Certes l'arrogance en moins, certes la conditionalité en moins qu'elle soit politique ( une démocratie limitée à un théatre où une fois tous les cinq ans on convie la population à mettre un bout de papier écrit dans une boite avec un trou) ou économique ( type FMI : on vous prête de l'argent à condition de laisser les marchandises du monde venir sans frais chez vous – DSK dixit depuis longtemps) mais avec une nouvelle arrogance ( l'enfermement sanitaire des ouvriers immigrés chinois, la concurrence déloyale, de type européen ( PAC) ,sur les denrées alimentaire mais aussi sur les produits artisanaux) et une façon de ne regarder ni avant ni après, ni à drroite ni à gauche,d'avoir les yeux uniquement tournés vers l'objet même de la présence, l'exploitation des minerais, du pétrole des sols c 'est à dire sur eux-mêmes.

D'autant, en ce qui concerne le sols, qu'il s'agit, pour les sociètés chinoises, de produire avec des techniques chinoises, des ingénieurs et agronomes chinois, des végétaux qui seront consommés en Chine c est à dire que le Sénégal, ou tout autre pays, ne fait que louer son sol et un peu sa mai n d'oeuvre sans rien retirer de l'expérience qui puisse l'aider et lui permettre de se développer. Les sols se fatiguent, se stérilisent alors que l'eau vient à manquer.

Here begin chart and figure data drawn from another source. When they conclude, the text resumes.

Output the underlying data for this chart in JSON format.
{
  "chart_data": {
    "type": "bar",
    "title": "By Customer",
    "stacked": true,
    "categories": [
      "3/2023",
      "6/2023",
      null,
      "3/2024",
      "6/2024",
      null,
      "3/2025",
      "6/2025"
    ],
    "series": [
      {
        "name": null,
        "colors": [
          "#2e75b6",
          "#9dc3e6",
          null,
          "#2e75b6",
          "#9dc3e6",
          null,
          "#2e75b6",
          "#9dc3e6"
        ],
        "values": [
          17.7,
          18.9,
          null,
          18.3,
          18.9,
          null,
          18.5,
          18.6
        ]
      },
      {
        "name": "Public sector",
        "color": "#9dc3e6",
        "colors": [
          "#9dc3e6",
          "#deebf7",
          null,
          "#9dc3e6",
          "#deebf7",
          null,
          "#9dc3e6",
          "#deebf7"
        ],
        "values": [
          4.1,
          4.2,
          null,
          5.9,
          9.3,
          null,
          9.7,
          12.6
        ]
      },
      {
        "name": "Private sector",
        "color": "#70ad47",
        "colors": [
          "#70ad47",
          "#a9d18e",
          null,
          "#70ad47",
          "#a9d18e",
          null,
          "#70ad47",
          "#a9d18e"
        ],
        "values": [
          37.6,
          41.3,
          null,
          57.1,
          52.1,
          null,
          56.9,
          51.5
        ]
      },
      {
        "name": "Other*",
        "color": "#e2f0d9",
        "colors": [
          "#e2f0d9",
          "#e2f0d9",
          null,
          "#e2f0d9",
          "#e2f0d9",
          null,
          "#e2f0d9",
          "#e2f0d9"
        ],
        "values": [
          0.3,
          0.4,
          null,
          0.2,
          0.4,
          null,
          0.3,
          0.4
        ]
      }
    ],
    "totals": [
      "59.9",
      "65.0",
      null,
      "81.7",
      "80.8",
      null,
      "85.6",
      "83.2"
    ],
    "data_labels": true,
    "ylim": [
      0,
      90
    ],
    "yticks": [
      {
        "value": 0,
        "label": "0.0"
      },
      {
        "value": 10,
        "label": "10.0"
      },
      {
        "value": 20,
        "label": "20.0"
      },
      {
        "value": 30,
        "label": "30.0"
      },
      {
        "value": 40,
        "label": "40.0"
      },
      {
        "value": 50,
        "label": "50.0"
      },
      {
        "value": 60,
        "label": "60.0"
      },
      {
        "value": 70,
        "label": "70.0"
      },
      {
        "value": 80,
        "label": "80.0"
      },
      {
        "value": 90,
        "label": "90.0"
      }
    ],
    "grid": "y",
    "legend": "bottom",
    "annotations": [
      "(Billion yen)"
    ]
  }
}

Bref la Chinafrique n a pas que de beaux jours devant elle surtout si l'Occident, également menacé par la déferlante émigrée, comprend que sur le terrain de la seule exploitation assortie de pratiques fétichistes dépassés elle ne peut que perdre la partie..et son âme. Surtout si l'Occident accepte de penser que les Droits de l Homme ne sont que le cache-sexe dérisoire de ses propres appétits prédateurs, cache-sexe, tue-mouche ou cache misère qu'elle a tout lieu avec sa bonne conscience de relèguer aux oubliettes de l Histoire pour se pencher, par delà ses intérêts immédiats, sur la necessité d'en finir avec l aide ( et surtout avec cet aide qui inclut, sans vergogne, dans ses comptes, les vacances et les frais de scolarité des enfants des coopérants et diplomates ) directe et indirecte ( rapetissage de la dette)pour s'ouvrir vers l'installation d'entreprises et d'industries ouvertes sur le monde africain répondant aux besoins africains en utilisant les produits africains à l'aide de l'énergie et de la main d'oeuvre africaines et surtout en développant une recherche et une formation universitaire qui prennent elles aussi à bras le corps le devenir africain ( par rapport à l'énergie, à l'eau à l'agriculture au développement artisanal ...) dans un monde où, répétons-le, l'accés aux sources d'énergie et minerai sera de plus en plus difficile.